Empirical Config Builder - Research Notes

Experiment Overview

Item	Details
Date	2026-01-08
Goal	Replace hardcoded selection thresholds with data-driven values
Environment	Python 3.10+, SymbolDatabase, numpy
Status	Success

Context

Universe selection had many hardcoded "magic numbers":

•MIN_VOLUME_USD_EQUITY = 1_000_000 - why $1M?
•MIN_PRICE_EQUITY = 5.0 - why $5?
•SECTOR_TOP_PCT = 0.30 - why 30%?

These values were originally guessed and never validated against actual market data.
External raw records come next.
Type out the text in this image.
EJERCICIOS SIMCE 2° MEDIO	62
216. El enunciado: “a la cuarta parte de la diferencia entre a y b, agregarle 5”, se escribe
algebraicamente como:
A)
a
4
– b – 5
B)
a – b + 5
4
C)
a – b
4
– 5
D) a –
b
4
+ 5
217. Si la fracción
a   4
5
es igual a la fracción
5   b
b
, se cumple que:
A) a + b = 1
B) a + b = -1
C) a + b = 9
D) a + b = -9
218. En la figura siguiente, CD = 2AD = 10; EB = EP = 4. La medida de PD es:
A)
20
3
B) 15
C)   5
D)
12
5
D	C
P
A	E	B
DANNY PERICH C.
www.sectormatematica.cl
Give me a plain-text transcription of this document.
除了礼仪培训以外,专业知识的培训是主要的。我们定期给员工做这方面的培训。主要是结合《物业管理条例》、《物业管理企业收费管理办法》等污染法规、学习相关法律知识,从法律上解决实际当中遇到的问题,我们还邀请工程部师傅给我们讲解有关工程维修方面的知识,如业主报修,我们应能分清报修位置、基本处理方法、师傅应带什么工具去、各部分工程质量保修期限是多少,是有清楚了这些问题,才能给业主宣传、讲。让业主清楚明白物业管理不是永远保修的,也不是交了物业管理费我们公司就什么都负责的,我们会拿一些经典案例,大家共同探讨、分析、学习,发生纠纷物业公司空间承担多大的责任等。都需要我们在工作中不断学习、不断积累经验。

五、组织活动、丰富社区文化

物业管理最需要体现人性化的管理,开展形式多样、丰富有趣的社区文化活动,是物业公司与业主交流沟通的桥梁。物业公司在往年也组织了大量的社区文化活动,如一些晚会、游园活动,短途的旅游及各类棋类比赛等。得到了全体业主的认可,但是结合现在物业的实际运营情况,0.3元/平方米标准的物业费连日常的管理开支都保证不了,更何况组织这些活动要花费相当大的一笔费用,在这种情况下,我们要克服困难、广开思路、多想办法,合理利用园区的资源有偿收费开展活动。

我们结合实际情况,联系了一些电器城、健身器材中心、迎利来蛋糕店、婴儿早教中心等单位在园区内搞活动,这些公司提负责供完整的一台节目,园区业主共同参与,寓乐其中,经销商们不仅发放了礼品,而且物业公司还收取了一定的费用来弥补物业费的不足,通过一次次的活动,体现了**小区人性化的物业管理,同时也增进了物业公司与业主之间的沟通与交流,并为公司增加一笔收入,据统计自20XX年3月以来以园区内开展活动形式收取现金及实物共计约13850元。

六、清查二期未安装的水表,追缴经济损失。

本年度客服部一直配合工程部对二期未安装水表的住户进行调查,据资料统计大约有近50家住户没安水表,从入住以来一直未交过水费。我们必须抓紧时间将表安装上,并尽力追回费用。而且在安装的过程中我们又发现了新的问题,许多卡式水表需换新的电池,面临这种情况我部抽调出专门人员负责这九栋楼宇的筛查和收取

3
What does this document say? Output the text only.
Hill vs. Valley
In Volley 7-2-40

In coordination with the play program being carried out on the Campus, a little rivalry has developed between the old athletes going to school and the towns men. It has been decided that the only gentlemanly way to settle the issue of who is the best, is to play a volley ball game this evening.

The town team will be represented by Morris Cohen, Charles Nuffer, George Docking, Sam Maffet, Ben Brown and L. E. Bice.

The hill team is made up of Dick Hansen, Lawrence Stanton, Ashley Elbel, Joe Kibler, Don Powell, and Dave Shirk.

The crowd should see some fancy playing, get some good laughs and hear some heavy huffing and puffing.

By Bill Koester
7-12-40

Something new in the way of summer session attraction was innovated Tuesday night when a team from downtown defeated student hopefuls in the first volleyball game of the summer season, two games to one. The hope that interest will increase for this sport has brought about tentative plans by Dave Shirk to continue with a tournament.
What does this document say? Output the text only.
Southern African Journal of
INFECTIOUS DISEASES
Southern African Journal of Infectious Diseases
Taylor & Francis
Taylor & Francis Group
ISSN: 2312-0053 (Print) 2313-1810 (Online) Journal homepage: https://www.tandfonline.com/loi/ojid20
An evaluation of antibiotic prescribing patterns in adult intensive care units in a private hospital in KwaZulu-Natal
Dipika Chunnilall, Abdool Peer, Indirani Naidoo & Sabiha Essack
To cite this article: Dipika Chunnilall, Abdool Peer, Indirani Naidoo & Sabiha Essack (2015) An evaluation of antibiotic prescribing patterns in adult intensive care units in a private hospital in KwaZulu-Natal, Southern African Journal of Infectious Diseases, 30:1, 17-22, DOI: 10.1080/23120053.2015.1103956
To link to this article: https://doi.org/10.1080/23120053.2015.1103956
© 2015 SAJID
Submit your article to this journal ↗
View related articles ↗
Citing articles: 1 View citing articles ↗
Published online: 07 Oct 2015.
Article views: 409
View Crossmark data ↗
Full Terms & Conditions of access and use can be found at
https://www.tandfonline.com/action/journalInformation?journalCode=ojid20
The empirical config builder derives these from the SymbolDatabase using percentiles.

Parameters Analysis

Can Be Data-Driven (6 parameters)

Parameter	Derivation Method	Code
min_volume_equity	P50 of daily volume	`volume_pct[50]`
min_price	P5 of equity prices	`price_pct[5]`
max_price	P99 of equity prices	`price_pct[99]`
sector_top_pct	`target_candidates / equities_passing_volume`	Calculated
min_per_sector	`median_sector_size / 10`	Calculated
max_per_sector	`median_sector_size`	Calculated

Should Stay Hardcoded (Theory-Based)

Parameter	Value	Why Fixed
hurst_short_target	(0.30, 0.50)	Literature: H<0.5 = mean-reverting
hurst_long_target	(0.50, 0.70)	Literature: H>0.5 = trending
half_life_target_hours	(4, 24)	Trading frequency constraint
regime_duration_target	(5, 20)	Markov model requirement
scoring weights	Sum to 1.0	Design decision

Verified Workflow

1. Basic Usage (Notebook)

python

# In training notebook cell-14:
USE_EMPIRICAL_THRESHOLDS = True   # Enable empirical mode
TARGET_CANDIDATES = 1500          # Target candidate count

# Thresholds are automatically derived in cell-16

2. Programmatic Usage

python

from alpaca_trading.selection import SymbolDatabase
from alpaca_trading.selection.empirical_config import build_config_from_database

db = SymbolDatabase(db_path='data/symbol_database.db')
result = build_config_from_database(
    db=db,
    target_candidates=1500,       # How many candidates you want
    volume_percentile=50,         # P50 = median (top 50% by volume)
    price_percentile_low=5,       # Exclude bottom 5% (penny stocks)
    price_percentile_high=99,     # Exclude top 1% (too expensive)
)

# Use the derived config
config = result.config

# See what was derived
print(result.describe())
# Output:
# ======================================================================
# EMPIRICAL CONFIGURATION (derived from market data)
# ======================================================================
#
# DERIVED THRESHOLDS:
#   min_volume_equity             : $180,432  [P50 of equity volume]
#   min_price                     : 1.25  [P5 of equity price]
#   max_price                     : 892.50  [P99 of equity price]
#   sector_top_pct                : 41.67%  [calculated for 1500 target candidates]
#   min_per_sector                : 45  [median_sector_size / 10]
#   max_per_sector                : 450  [median_sector_size]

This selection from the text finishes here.